Geringfügige Beschäftigung – wer profitiert von den Sonderregelungen?

Für geringfügig beschäftigte Arbeitnehmer gelten sozialversicherungs- und steuerrechtliche Sonderregelungen, was deren Einsatz für viele Unternehmen besonders interessant macht. Nichtsdestotrotz ist jede geringfügige Beschäftigung bei der Sozialversicherung meldepflichtig.

Als geringfügig Beschäftigte werden alle Arbeitnehmer gezählt, die entweder einem Minijob oder einer kurzfristigen Beschäftigung nachgehen.

Kurzfristige Beschäftigung – so geht‘s

Ihr Mitarbeiter ist kurzfristig bei Ihnen beschäftigt, wenn seine Beschäftigung auf maximal drei Monate oder insgesamt 70 Arbeitstage begrenzt ist (diese Grenze gilt bis 31.12.2018).

Der Vorteil liegt auf der Hand: Bei einer kurzfristigen Beschäftigung fallen grundsätzlich keine Sozialabgaben an. Sie haben allerdings die Umlagen U1, U2, den Beitrag zur Unfallversicherung sowie die Insolvenzgeldumlage abzuführen.

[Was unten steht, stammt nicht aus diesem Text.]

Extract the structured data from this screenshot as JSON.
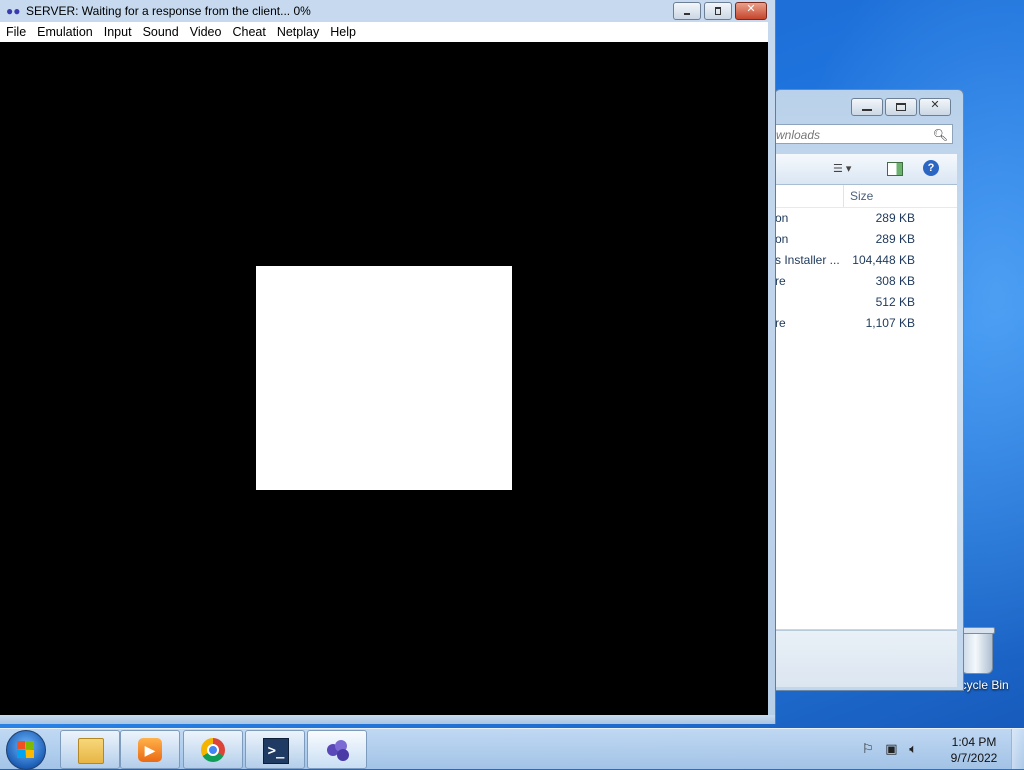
{
  "emulator": {
    "title": "SERVER: Waiting for a response from the client...  0%",
    "menu": [
      "File",
      "Emulation",
      "Input",
      "Sound",
      "Video",
      "Cheat",
      "Netplay",
      "Help"
    ]
  },
  "explorer": {
    "search_placeholder": "wnloads",
    "size_header": "Size",
    "rows": [
      {
        "name": "on",
        "size": "289 KB"
      },
      {
        "name": "on",
        "size": "289 KB"
      },
      {
        "name": "s Installer ...",
        "size": "104,448 KB"
      },
      {
        "name": "re",
        "size": "308 KB"
      },
      {
        "name": "",
        "size": "512 KB"
      },
      {
        "name": "re",
        "size": "1,107 KB"
      }
    ]
  },
  "desktop": {
    "recycle_bin_label": "Recycle Bin"
  },
  "taskbar": {
    "pinned": [
      "explorer-icon",
      "media-player-icon",
      "chrome-icon",
      "powershell-icon",
      "emulator-icon"
    ],
    "clock": {
      "time": "1:04 PM",
      "date": "9/7/2022"
    }
  },
  "colors": {
    "desktop_blue": "#1f74dd",
    "screen_black": "#000000",
    "close_red": "#c6452c"
  }
}
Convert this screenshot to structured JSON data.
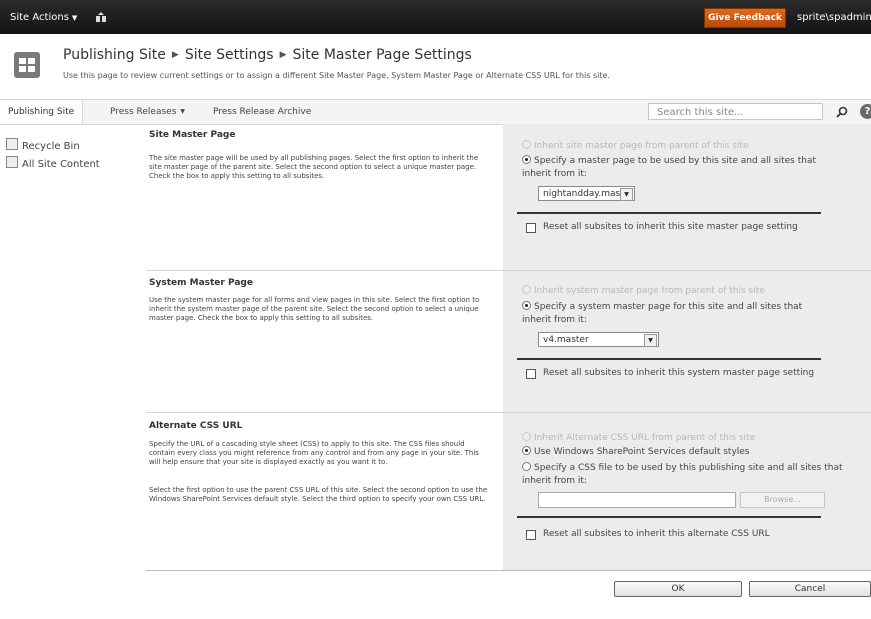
{
  "ribbon": {
    "site_actions": "Site Actions",
    "feedback_label": "Give Feedback",
    "user": "sprite\\spadmin"
  },
  "title": {
    "breadcrumb": [
      "Publishing Site",
      "Site Settings",
      "Site Master Page Settings"
    ],
    "description": "Use this page to review current settings or to assign a different Site Master Page, System Master Page or Alternate CSS URL for this site."
  },
  "topnav": {
    "items": [
      "Publishing Site",
      "Press Releases",
      "Press Release Archive"
    ],
    "search_placeholder": "Search this site..."
  },
  "left_nav": {
    "items": [
      "Recycle Bin",
      "All Site Content"
    ]
  },
  "sections": {
    "site_master": {
      "title": "Site Master Page",
      "description": "The site master page will be used by all publishing pages. Select the first option to inherit the site master page of the parent site. Select the second option to select a unique master page. Check the box to apply this setting to all subsites.",
      "option_inherit": "Inherit site master page from parent of this site",
      "option_specify": "Specify a master page to be used by this site and all sites that inherit from it:",
      "selected_value": "nightandday.master",
      "reset_label": "Reset all subsites to inherit this site master page setting"
    },
    "system_master": {
      "title": "System Master Page",
      "description": "Use the system master page for all forms and view pages in this site. Select the first option to inherit the system master page of the parent site. Select the second option to select a unique master page. Check the box to apply this setting to all subsites.",
      "option_inherit": "Inherit system master page from parent of this site",
      "option_specify": "Specify a system master page for this site and all sites that inherit from it:",
      "selected_value": "v4.master",
      "reset_label": "Reset all subsites to inherit this system master page setting"
    },
    "alternate_css": {
      "title": "Alternate CSS URL",
      "description1": "Specify the URL of a cascading style sheet (CSS) to apply to this site. The CSS files should contain every class you might reference from any control and from any page in your site. This will help ensure that your site is displayed exactly as you want it to.",
      "description2": "Select the first option to use the parent CSS URL of this site. Select the second option to use the Windows SharePoint Services default style. Select the third option to specify your own CSS URL.",
      "option_inherit": "Inherit Alternate CSS URL from parent of this site",
      "option_default": "Use Windows SharePoint Services default styles",
      "option_specify": "Specify a CSS file to be used by this publishing site and all sites that inherit from it:",
      "browse_label": "Browse...",
      "reset_label": "Reset all subsites to inherit this alternate CSS URL"
    }
  },
  "buttons": {
    "ok": "OK",
    "cancel": "Cancel"
  }
}
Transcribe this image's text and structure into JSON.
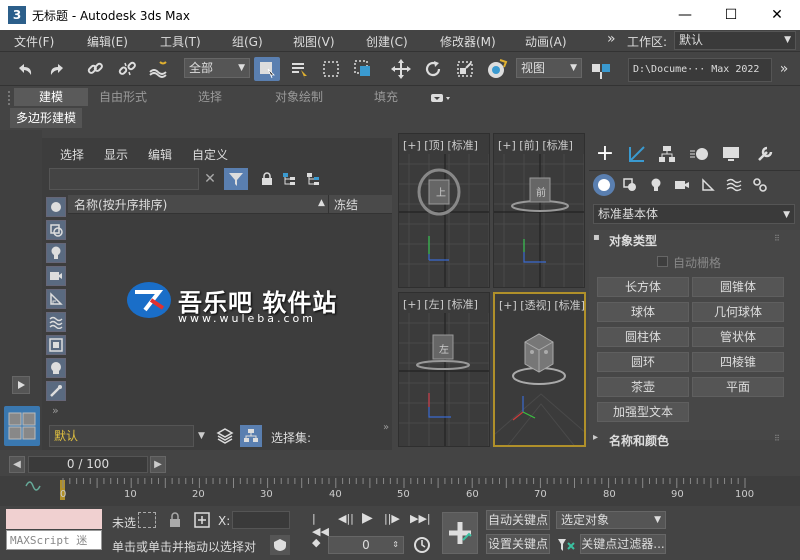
{
  "window": {
    "title": "无标题 - Autodesk 3ds Max",
    "app_icon": "3",
    "minimize": "—",
    "maximize": "☐",
    "close": "✕"
  },
  "menu": [
    "文件(F)",
    "编辑(E)",
    "工具(T)",
    "组(G)",
    "视图(V)",
    "创建(C)",
    "修改器(M)",
    "动画(A)"
  ],
  "menu_more": "»",
  "workspace": {
    "label": "工作区:",
    "value": "默认"
  },
  "toolbar": {
    "selection_filter": "全部",
    "ref_coord": "视图",
    "path": "D:\\Docume··· Max 2022"
  },
  "ribbon": {
    "tabs": [
      "建模",
      "自由形式",
      "选择",
      "对象绘制",
      "填充"
    ],
    "active": "建模",
    "subtab": "多边形建模"
  },
  "explorer": {
    "menus": [
      "选择",
      "显示",
      "编辑",
      "自定义"
    ],
    "columns": [
      "名称(按升序排序)",
      "冻结"
    ],
    "sort_arrow": "▲",
    "layer": "默认",
    "selection_set_label": "选择集:",
    "expand": "»"
  },
  "viewports": [
    {
      "label": "[+] [顶] [标准]",
      "cube": "上"
    },
    {
      "label": "[+] [前] [标准]",
      "cube": "前"
    },
    {
      "label": "[+] [左] [标准]",
      "cube": "左"
    },
    {
      "label": "[+] [透视] [标准]",
      "cube": ""
    }
  ],
  "watermark": {
    "title": "吾乐吧 软件站",
    "url": "www.wuleba.com"
  },
  "command_panel": {
    "category": "标准基本体",
    "rollout_object_type": "对象类型",
    "autogrid": "自动栅格",
    "buttons": [
      "长方体",
      "圆锥体",
      "球体",
      "几何球体",
      "圆柱体",
      "管状体",
      "圆环",
      "四棱锥",
      "茶壶",
      "平面",
      "加强型文本"
    ],
    "rollout_name_color": "名称和颜色"
  },
  "timeline": {
    "frame": "0 / 100",
    "ticks": [
      "0",
      "10",
      "20",
      "30",
      "40",
      "50",
      "60",
      "70",
      "80",
      "90",
      "100"
    ]
  },
  "status": {
    "maxscript": "MAXScript 迷",
    "unselected": "未选",
    "x_label": "X:",
    "prompt": "单击或单击并拖动以选择对",
    "frame_value": "0",
    "auto_key": "自动关键点",
    "set_key": "设置关键点",
    "selected_object": "选定对象",
    "key_filters": "关键点过滤器..."
  }
}
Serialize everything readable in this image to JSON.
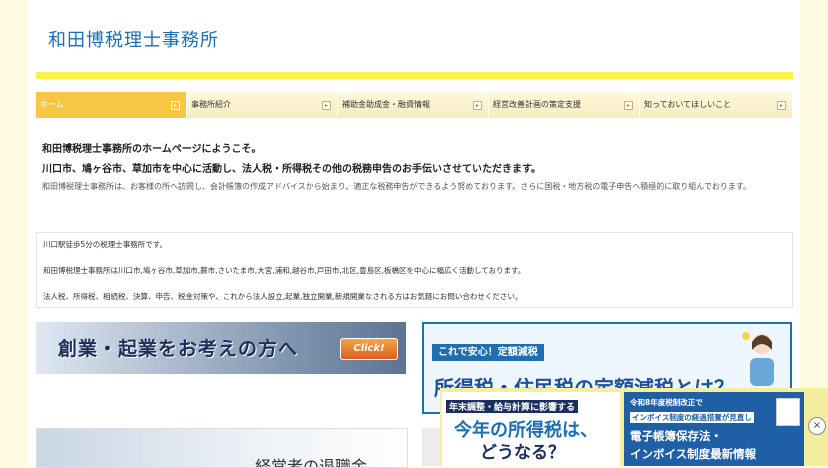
{
  "header": {
    "site_title": "和田博税理士事務所"
  },
  "nav": {
    "items": [
      {
        "label": "ホーム",
        "active": true
      },
      {
        "label": "事務所紹介",
        "active": false
      },
      {
        "label": "補助金助成金・融資情報",
        "active": false
      },
      {
        "label": "経営改善計画の策定支援",
        "active": false
      },
      {
        "label": "知っておいてほしいこと",
        "active": false
      }
    ],
    "arrow_icon": "triangle-right-icon"
  },
  "intro": {
    "welcome": "和田博税理士事務所のホームページにようこそ。",
    "lead": "川口市、鳩ヶ谷市、草加市を中心に活動し、法人税・所得税その他の税務申告のお手伝いさせていただきます。",
    "description": "和田博税理士事務所は、お客様の所へ訪問し、会計帳簿の作成アドバイスから始まり、適正な税務申告ができるよう努めております。さらに国税・地方税の電子申告へ積極的に取り組んでおります。"
  },
  "info_box": {
    "line1": "川口駅徒歩5分の税理士事務所です。",
    "line2": "和田博税理士事務所は川口市,鳩ヶ谷市,草加市,蕨市,さいたま市,大宮,浦和,越谷市,戸田市,北区,豊島区,板橋区を中心に幅広く活動しております。",
    "line3": "法人税、所得税、相続税、決算、申告、税金対策や、これから法人設立,起業,独立開業,新規開業なされる方はお気軽にお問い合わせください。"
  },
  "banners": {
    "startup": {
      "text": "創業・起業をお考えの方へ",
      "button": "Click!"
    },
    "tax_reduction": {
      "tag": "これで安心！定額減税",
      "headline": "所得税・住民税の定額減税とは？"
    },
    "retirement": {
      "text": "経営者の退職金"
    }
  },
  "popup": {
    "ad1": {
      "tag": "年末調整・給与計算に影響する",
      "headline1": "今年の所得税は、",
      "headline2": "どうなる？"
    },
    "ad2": {
      "line1": "令和8年度税制改正で",
      "line2": "インボイス制度の経過措置が見直し",
      "headline1": "電子帳簿保存法・",
      "headline2": "インボイス制度最新情報"
    },
    "close_label": "×"
  },
  "colors": {
    "accent_blue": "#1e6fb0",
    "nav_active": "#f6c644",
    "yellow_bar": "#fff04a",
    "bg": "#fffbe0"
  }
}
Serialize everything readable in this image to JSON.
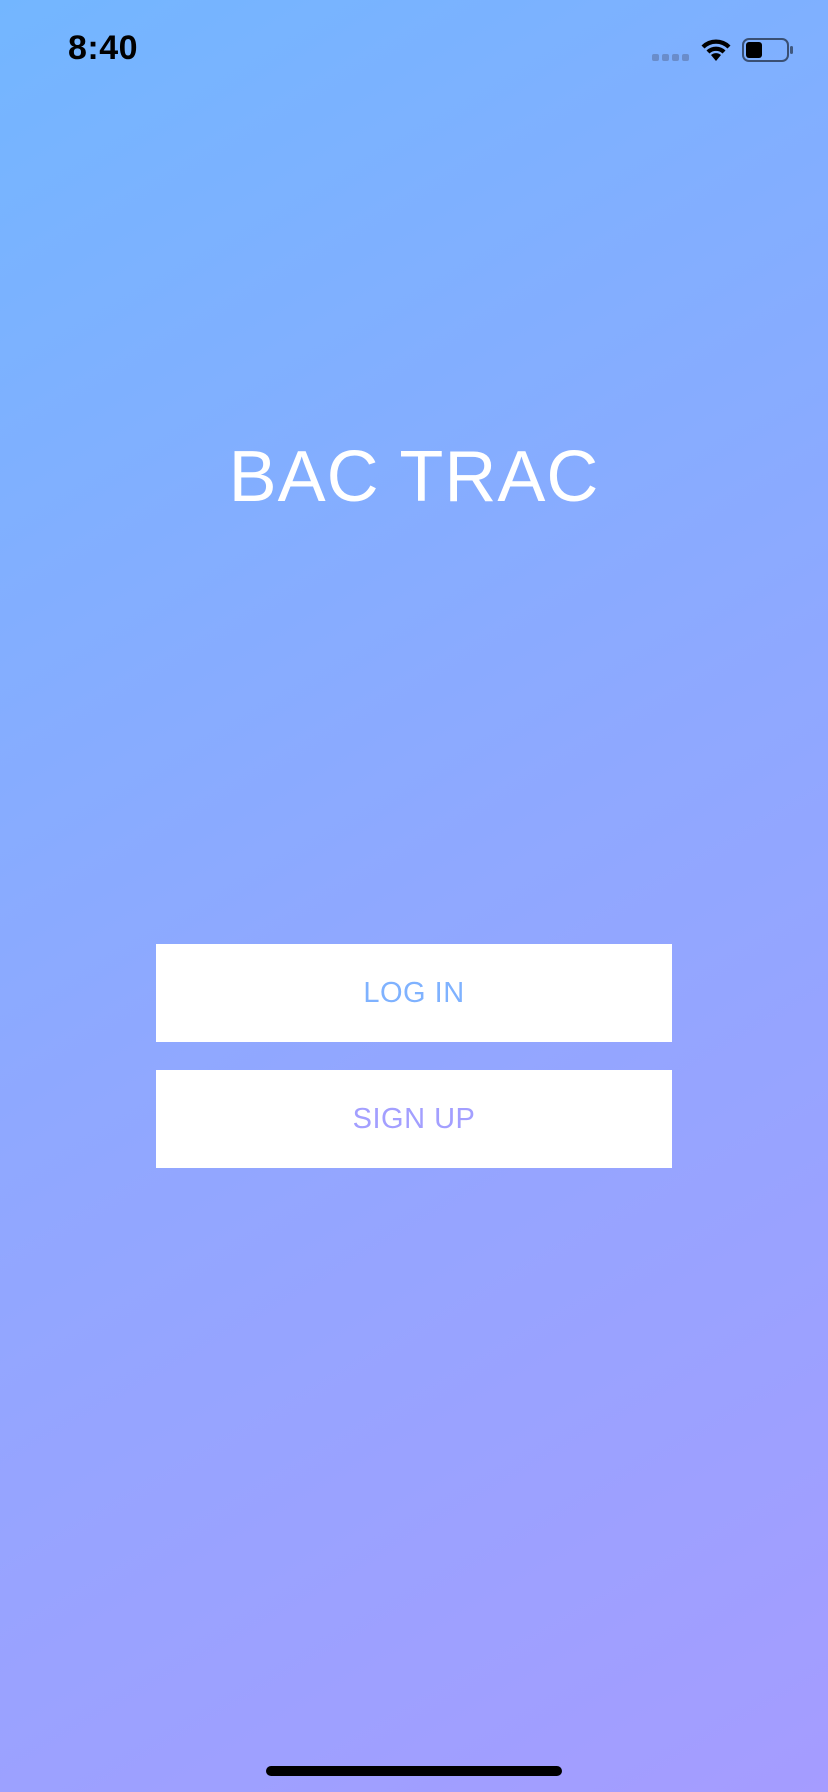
{
  "status_bar": {
    "time": "8:40",
    "icons": [
      "signal-icon",
      "wifi-icon",
      "battery-icon"
    ]
  },
  "app": {
    "title": "BAC TRAC"
  },
  "actions": {
    "login_label": "LOG IN",
    "signup_label": "SIGN UP"
  },
  "colors": {
    "gradient_start": "#73b6ff",
    "gradient_end": "#a59cff",
    "login_text": "#7fb2ff",
    "signup_text": "#a39fff",
    "button_bg": "#ffffff",
    "title_text": "#ffffff"
  }
}
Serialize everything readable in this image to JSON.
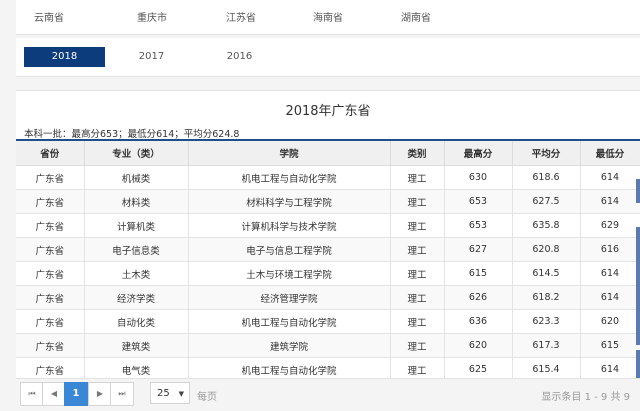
{
  "provinces": [
    "云南省",
    "重庆市",
    "江苏省",
    "海南省",
    "湖南省"
  ],
  "years": [
    "2018",
    "2017",
    "2016"
  ],
  "active_year": "2018",
  "panel": {
    "title": "2018年广东省",
    "summary": "本科一批：最高分653；最低分614；平均分624.8"
  },
  "table": {
    "headers": [
      "省份",
      "专业（类）",
      "学院",
      "类别",
      "最高分",
      "平均分",
      "最低分"
    ],
    "rows": [
      [
        "广东省",
        "机械类",
        "机电工程与自动化学院",
        "理工",
        "630",
        "618.6",
        "614"
      ],
      [
        "广东省",
        "材料类",
        "材料科学与工程学院",
        "理工",
        "653",
        "627.5",
        "614"
      ],
      [
        "广东省",
        "计算机类",
        "计算机科学与技术学院",
        "理工",
        "653",
        "635.8",
        "629"
      ],
      [
        "广东省",
        "电子信息类",
        "电子与信息工程学院",
        "理工",
        "627",
        "620.8",
        "616"
      ],
      [
        "广东省",
        "土木类",
        "土木与环境工程学院",
        "理工",
        "615",
        "614.5",
        "614"
      ],
      [
        "广东省",
        "经济学类",
        "经济管理学院",
        "理工",
        "626",
        "618.2",
        "614"
      ],
      [
        "广东省",
        "自动化类",
        "机电工程与自动化学院",
        "理工",
        "636",
        "623.3",
        "620"
      ],
      [
        "广东省",
        "建筑类",
        "建筑学院",
        "理工",
        "620",
        "617.3",
        "615"
      ],
      [
        "广东省",
        "电气类",
        "机电工程与自动化学院",
        "理工",
        "625",
        "615.4",
        "614"
      ]
    ]
  },
  "pager": {
    "first": "⏮",
    "prev": "◀",
    "current_page": "1",
    "next": "▶",
    "last": "⏭",
    "page_size": "25",
    "per_page_label": "每页",
    "info": "显示条目 1 - 9 共 9"
  }
}
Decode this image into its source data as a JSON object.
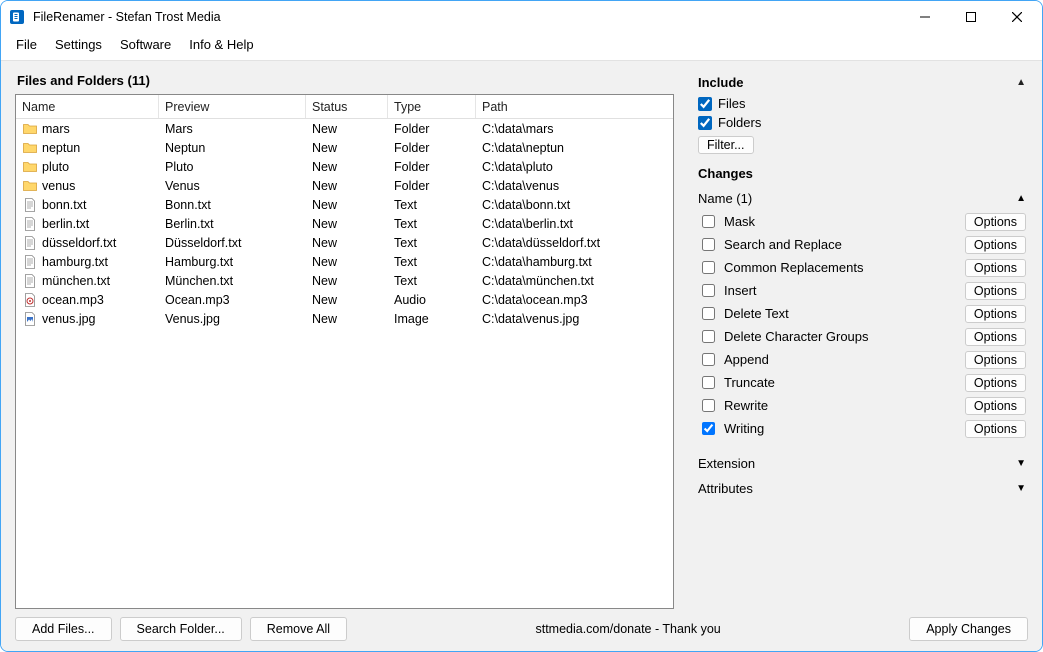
{
  "title": "FileRenamer - Stefan Trost Media",
  "menu": [
    "File",
    "Settings",
    "Software",
    "Info & Help"
  ],
  "files_section_title": "Files and Folders (11)",
  "columns": [
    "Name",
    "Preview",
    "Status",
    "Type",
    "Path"
  ],
  "rows": [
    {
      "icon": "folder",
      "name": "mars",
      "preview": "Mars",
      "status": "New",
      "type": "Folder",
      "path": "C:\\data\\mars"
    },
    {
      "icon": "folder",
      "name": "neptun",
      "preview": "Neptun",
      "status": "New",
      "type": "Folder",
      "path": "C:\\data\\neptun"
    },
    {
      "icon": "folder",
      "name": "pluto",
      "preview": "Pluto",
      "status": "New",
      "type": "Folder",
      "path": "C:\\data\\pluto"
    },
    {
      "icon": "folder",
      "name": "venus",
      "preview": "Venus",
      "status": "New",
      "type": "Folder",
      "path": "C:\\data\\venus"
    },
    {
      "icon": "text",
      "name": "bonn.txt",
      "preview": "Bonn.txt",
      "status": "New",
      "type": "Text",
      "path": "C:\\data\\bonn.txt"
    },
    {
      "icon": "text",
      "name": "berlin.txt",
      "preview": "Berlin.txt",
      "status": "New",
      "type": "Text",
      "path": "C:\\data\\berlin.txt"
    },
    {
      "icon": "text",
      "name": "düsseldorf.txt",
      "preview": "Düsseldorf.txt",
      "status": "New",
      "type": "Text",
      "path": "C:\\data\\düsseldorf.txt"
    },
    {
      "icon": "text",
      "name": "hamburg.txt",
      "preview": "Hamburg.txt",
      "status": "New",
      "type": "Text",
      "path": "C:\\data\\hamburg.txt"
    },
    {
      "icon": "text",
      "name": "münchen.txt",
      "preview": "München.txt",
      "status": "New",
      "type": "Text",
      "path": "C:\\data\\münchen.txt"
    },
    {
      "icon": "audio",
      "name": "ocean.mp3",
      "preview": "Ocean.mp3",
      "status": "New",
      "type": "Audio",
      "path": "C:\\data\\ocean.mp3"
    },
    {
      "icon": "image",
      "name": "venus.jpg",
      "preview": "Venus.jpg",
      "status": "New",
      "type": "Image",
      "path": "C:\\data\\venus.jpg"
    }
  ],
  "include": {
    "title": "Include",
    "files_label": "Files",
    "files_checked": true,
    "folders_label": "Folders",
    "folders_checked": true,
    "filter_button": "Filter..."
  },
  "changes": {
    "title": "Changes",
    "name_header": "Name (1)",
    "items": [
      {
        "label": "Mask",
        "checked": false
      },
      {
        "label": "Search and Replace",
        "checked": false
      },
      {
        "label": "Common Replacements",
        "checked": false
      },
      {
        "label": "Insert",
        "checked": false
      },
      {
        "label": "Delete Text",
        "checked": false
      },
      {
        "label": "Delete Character Groups",
        "checked": false
      },
      {
        "label": "Append",
        "checked": false
      },
      {
        "label": "Truncate",
        "checked": false
      },
      {
        "label": "Rewrite",
        "checked": false
      },
      {
        "label": "Writing",
        "checked": true
      }
    ],
    "options_label": "Options",
    "extension_header": "Extension",
    "attributes_header": "Attributes"
  },
  "bottom": {
    "add_files": "Add Files...",
    "search_folder": "Search Folder...",
    "remove_all": "Remove All",
    "donate": "sttmedia.com/donate - Thank you",
    "apply": "Apply Changes"
  }
}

Sie versteuern das Arbeitsentgelt entweder pauschalhttps://de.wikipedia.org/wiki/Lohnsteuerpauschalierung mit 25% oder entsprechend den Angaben auf der Lohnsteuerkarte des Beschäftigten.

Voraussetzungen für die 25 %-Pauschalversteuerung von geringfügigen Beschäftigungen

  • Der Mitarbeiter wird nur gelegentlich, nicht regelmäßig bei Ihnen beschäftigt.
  • Er ist nicht mehr als 18 Arbeitstage zusammenhängend beschäftigt (ohne arbeitsfreie Samstage, Sonn- und Feiertage, Krankheits- und Urlaubstage).
  • Der durchschnittliche Stundenlohn beträgt höchstens 12 Euro.
  • Die Vergütung übersteigt während der Beschäftigung nicht den durchschnittlichen Betrag von 62 Euro je Arbeitstag (Ausnahme: unvorhersehbarer Bedarf an Arbeitskräften).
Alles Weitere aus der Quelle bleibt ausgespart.